El relato del abad Birila, aunque bajo otros nombres, se encuentra muy extendido por toda Europa. Existe una leyenda parecida situada en el monasterio de Alflinghem, en Bélgica, en la abadía de Sainte‐Magloire de París, también en Inglaterra, en Alemania, Suecia y Chequia. Se trata, por tanto, de una narración muy popular, que data de la Edad Media.
Sin embargo, es en Leire en donde se encuentran los vestigios arqueológicos más antiguos (siglo XII): un bajorrelieve en que se halla esculpido el santo, una lápida con el báculo del abad y unos pajarillos sobre él. Los mismos pajarillos están esculpidos en los capiteles de una parroquia de Yesa. Puede que fueran los propios monjes quienes difundieran la leyenda por los otros monasterios.
Lo que sí es cierto es que el abad Birila existió en el siglo X, y que fue abad de Leire.
A comienzos del siglo X don Birila era el abad del monasterio navarro de Leire. Ya viejo y cercano a su fin, durante unas oraciones en la capilla se quedó pensativo leyendo el salmo Mil años en tu gloria son como el día de ayer que ya pasó.
—¿Qué es la eternidad? —se preguntó—. ¿Cómo podemos siquiera imaginarnos lo que es una eternidad alabando a Dios?
Continuaba ensimismado en sus pensamientos cuando escuchó el canto de un ruiseñor. Era su canto tan hermoso que don Birila olvidó su preocupación acerca de la eternidad y salió del monasterio siguiendo al pajarillo, que había echado a volar. Anduvo y anduvo, adentrándose en un bosque cercano al monasterio. La pequeña ave seguía cantando y se posó en la rama de un árbol al lado de una fuente. El abad se sentó en la fuente y escuchó, embelesado, el trino del ave durante unos instantes. Cuando decidió regresar, se encontró rodeado de una espesa vegetación.
—¡Qué extraño! —pensó al emprender el camino de vuelta al monasterio—. No recuerdo que hubiera tantos árboles cuando he llegado...
Todo parecía cambiado, y su sorpresa llegó al límite al ver un hermoso edificio allí donde se encontraba su pequeño monasterio. Al llegar al portalón golpeó la aldaba, y le abrió un monje desconocido para él.
—¿Qué deseas, hermano? —le preguntó el monje.
Ante el silencio y el gesto sorprendido del recién llegado, el monje, algo desconcertado, continuó:
—Pasa, pasa. ¿Vienes de muy lejos?
—Yo soy el abad de este monasterio —respondió don Birila.
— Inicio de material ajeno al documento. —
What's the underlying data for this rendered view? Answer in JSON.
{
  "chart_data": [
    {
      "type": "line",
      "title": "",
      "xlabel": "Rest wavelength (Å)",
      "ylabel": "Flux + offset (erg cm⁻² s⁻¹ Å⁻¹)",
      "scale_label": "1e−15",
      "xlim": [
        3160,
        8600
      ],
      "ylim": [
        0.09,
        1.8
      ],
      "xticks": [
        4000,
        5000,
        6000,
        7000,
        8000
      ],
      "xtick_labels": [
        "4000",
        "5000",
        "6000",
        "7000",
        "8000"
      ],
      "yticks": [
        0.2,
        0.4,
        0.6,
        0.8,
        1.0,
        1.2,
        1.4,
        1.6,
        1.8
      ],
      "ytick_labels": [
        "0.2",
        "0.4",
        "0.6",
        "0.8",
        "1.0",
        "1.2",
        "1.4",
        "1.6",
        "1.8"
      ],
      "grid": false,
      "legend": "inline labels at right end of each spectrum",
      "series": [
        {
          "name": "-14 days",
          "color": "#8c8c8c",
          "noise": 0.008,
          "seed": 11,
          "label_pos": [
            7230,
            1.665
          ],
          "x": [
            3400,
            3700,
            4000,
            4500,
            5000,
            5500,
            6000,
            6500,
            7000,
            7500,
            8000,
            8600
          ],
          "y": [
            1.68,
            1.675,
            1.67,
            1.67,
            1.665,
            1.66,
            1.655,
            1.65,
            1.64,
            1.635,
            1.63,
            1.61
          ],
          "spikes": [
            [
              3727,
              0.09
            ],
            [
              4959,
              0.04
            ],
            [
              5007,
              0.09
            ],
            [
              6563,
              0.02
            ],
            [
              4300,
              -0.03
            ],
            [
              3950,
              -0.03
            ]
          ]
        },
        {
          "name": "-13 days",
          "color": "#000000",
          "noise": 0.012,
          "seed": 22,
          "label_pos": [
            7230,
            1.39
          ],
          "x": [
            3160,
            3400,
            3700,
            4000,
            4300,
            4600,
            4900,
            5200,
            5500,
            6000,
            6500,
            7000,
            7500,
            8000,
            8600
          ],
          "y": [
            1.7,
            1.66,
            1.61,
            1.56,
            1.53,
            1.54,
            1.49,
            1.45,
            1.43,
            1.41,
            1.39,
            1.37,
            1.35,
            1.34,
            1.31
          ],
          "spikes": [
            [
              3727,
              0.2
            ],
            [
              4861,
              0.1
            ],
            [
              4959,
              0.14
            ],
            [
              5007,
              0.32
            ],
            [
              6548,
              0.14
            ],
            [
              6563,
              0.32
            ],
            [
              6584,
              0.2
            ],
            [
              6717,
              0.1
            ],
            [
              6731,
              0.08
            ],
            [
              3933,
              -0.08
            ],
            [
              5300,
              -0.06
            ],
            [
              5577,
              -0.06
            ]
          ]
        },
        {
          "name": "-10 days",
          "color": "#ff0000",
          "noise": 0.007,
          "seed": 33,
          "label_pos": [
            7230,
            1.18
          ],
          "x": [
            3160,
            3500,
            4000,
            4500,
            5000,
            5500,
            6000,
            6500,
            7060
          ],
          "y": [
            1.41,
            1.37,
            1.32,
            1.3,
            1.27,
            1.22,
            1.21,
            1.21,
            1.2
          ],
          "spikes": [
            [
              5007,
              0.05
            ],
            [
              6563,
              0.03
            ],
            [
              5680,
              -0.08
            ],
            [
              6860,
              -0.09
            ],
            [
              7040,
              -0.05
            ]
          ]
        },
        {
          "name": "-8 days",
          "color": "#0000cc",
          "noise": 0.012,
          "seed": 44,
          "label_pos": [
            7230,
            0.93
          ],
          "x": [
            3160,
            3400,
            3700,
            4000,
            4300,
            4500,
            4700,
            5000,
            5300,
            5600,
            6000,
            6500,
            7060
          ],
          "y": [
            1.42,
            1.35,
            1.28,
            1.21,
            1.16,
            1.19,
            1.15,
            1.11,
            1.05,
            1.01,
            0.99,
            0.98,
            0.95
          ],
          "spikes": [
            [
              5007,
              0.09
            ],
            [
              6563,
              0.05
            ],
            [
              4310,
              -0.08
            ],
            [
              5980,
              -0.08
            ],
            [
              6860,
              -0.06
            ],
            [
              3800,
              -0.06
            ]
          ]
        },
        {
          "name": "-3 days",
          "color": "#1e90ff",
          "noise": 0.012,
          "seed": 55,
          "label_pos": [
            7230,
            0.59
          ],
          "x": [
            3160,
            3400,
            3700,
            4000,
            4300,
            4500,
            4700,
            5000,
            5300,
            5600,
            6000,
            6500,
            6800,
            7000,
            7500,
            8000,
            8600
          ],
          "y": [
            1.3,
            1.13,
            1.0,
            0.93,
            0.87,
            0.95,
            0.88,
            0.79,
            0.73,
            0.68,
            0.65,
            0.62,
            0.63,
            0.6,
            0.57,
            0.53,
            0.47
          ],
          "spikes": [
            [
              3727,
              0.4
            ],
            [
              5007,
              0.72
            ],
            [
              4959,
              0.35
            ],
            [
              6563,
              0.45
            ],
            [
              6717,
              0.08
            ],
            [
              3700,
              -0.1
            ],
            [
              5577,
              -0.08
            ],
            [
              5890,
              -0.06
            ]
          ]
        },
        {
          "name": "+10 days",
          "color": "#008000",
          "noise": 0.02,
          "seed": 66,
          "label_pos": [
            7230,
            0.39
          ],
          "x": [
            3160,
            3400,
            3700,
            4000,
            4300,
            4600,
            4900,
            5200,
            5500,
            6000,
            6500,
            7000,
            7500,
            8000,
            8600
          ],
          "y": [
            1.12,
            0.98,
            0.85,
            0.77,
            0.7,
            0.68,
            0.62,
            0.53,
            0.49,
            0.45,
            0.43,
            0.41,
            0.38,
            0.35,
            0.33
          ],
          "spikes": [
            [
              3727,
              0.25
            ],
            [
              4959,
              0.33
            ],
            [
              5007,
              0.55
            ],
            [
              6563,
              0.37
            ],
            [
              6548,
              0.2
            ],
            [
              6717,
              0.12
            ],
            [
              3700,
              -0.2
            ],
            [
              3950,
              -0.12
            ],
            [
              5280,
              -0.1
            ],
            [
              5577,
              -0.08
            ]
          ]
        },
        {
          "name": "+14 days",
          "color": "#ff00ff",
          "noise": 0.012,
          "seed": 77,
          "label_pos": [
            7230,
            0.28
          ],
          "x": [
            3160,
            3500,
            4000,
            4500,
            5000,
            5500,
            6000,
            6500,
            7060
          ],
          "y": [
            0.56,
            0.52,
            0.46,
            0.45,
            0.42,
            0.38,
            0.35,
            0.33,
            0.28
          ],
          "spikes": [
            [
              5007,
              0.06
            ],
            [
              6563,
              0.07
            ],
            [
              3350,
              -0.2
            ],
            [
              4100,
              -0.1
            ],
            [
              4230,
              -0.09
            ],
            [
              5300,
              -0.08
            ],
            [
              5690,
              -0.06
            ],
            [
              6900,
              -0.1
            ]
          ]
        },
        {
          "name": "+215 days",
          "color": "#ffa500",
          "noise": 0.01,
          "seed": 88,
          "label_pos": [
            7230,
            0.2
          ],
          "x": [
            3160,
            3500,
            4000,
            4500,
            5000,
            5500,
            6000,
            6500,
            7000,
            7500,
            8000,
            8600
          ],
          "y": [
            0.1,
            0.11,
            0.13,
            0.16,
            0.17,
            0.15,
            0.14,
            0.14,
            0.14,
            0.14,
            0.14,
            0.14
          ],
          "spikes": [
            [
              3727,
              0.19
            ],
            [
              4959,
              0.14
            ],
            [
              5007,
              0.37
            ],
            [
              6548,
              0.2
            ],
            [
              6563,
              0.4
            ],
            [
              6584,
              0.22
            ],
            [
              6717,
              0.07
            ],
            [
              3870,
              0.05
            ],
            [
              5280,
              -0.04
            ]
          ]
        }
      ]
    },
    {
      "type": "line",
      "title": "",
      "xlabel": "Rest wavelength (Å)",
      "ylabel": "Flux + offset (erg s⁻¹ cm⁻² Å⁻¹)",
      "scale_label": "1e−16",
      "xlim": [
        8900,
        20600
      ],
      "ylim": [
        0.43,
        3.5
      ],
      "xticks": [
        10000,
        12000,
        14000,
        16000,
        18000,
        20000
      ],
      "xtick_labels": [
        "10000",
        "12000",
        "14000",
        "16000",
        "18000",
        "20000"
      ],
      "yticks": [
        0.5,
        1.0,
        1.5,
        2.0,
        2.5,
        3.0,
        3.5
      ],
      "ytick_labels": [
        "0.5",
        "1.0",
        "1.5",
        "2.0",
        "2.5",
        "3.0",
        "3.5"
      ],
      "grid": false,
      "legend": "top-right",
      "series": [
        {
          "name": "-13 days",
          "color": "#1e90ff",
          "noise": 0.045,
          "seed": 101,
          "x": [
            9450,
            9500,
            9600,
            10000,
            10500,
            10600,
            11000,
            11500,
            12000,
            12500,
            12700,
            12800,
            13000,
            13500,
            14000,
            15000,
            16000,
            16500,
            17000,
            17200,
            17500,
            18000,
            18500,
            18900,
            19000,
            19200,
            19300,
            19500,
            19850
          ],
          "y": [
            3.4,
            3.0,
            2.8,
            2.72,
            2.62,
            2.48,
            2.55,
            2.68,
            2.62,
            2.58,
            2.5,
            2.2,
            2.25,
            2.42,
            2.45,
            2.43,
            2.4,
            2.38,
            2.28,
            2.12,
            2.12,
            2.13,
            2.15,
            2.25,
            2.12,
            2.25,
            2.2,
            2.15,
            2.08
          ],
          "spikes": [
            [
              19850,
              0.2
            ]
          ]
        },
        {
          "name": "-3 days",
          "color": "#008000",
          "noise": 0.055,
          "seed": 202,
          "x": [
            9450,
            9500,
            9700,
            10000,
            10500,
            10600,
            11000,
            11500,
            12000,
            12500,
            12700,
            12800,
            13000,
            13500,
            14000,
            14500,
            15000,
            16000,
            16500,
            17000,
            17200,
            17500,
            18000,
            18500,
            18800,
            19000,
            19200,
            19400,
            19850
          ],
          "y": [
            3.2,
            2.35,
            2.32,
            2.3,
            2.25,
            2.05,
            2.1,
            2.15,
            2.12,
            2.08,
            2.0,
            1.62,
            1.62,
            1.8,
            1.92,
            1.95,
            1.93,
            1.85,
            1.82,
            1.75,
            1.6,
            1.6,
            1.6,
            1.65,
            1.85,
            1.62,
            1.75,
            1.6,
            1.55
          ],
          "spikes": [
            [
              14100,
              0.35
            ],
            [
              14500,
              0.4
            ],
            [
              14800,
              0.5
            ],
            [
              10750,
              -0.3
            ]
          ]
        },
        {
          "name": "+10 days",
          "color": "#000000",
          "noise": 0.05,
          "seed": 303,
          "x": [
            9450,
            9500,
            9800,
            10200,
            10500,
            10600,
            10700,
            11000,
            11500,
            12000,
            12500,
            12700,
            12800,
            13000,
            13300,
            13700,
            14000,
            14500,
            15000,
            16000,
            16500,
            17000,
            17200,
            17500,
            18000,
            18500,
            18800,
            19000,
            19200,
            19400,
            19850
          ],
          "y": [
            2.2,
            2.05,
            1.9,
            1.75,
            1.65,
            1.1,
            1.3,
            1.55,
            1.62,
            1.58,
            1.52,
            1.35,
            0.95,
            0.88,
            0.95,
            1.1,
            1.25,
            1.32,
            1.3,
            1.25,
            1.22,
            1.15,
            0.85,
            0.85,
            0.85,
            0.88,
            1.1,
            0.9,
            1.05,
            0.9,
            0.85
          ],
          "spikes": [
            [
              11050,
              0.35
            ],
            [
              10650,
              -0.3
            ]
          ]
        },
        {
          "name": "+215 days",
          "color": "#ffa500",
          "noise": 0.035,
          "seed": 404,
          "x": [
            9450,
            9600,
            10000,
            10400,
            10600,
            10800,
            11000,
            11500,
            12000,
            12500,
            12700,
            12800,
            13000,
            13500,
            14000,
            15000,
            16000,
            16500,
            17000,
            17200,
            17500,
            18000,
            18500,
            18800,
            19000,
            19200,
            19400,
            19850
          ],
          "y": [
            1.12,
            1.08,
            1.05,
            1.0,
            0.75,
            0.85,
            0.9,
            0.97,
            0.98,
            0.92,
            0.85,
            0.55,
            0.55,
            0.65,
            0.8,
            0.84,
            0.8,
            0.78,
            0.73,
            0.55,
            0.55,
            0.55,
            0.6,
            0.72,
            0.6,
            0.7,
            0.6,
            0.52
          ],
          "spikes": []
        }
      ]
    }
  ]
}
El monje portero pensó que el pobre anciano se había vuelto loco.
—Estás equivocado, hermano. Nuestro abad es don Domingo.
—No, no —insistió don Birila—. Soy yo. Me llamo Birila y no entiendo lo que está ocurriendo aquí.
El monje lo dejó sentado en un banco del jardín y fue en busca del abad.
—En el jardín hay un hombre que dice que es el abad y que se llama Birila —le explicó.
Los monjes se habían reunido y comentaban el extraño suceso. Juntos fueron al archivo del monasterio, buscaron entre los documentos y, finalmente, encontraron el nombre de don Birila. ¡El abad había desaparecido una mañana..., ¡trescientos años atrás!
El anciano abad les relató lo ocurrido y, para confirmar sus palabras, un ruiseñor voló por encima de sus cabezas. Llevaba un anillo en el pico y lo colocó en el dedo de don Birila. Después, se oyó una voz.
—La eternidad en presencia de Dios —dijo— es un suspiro comparado con el tiempo que dura el canto de un ruiseñor.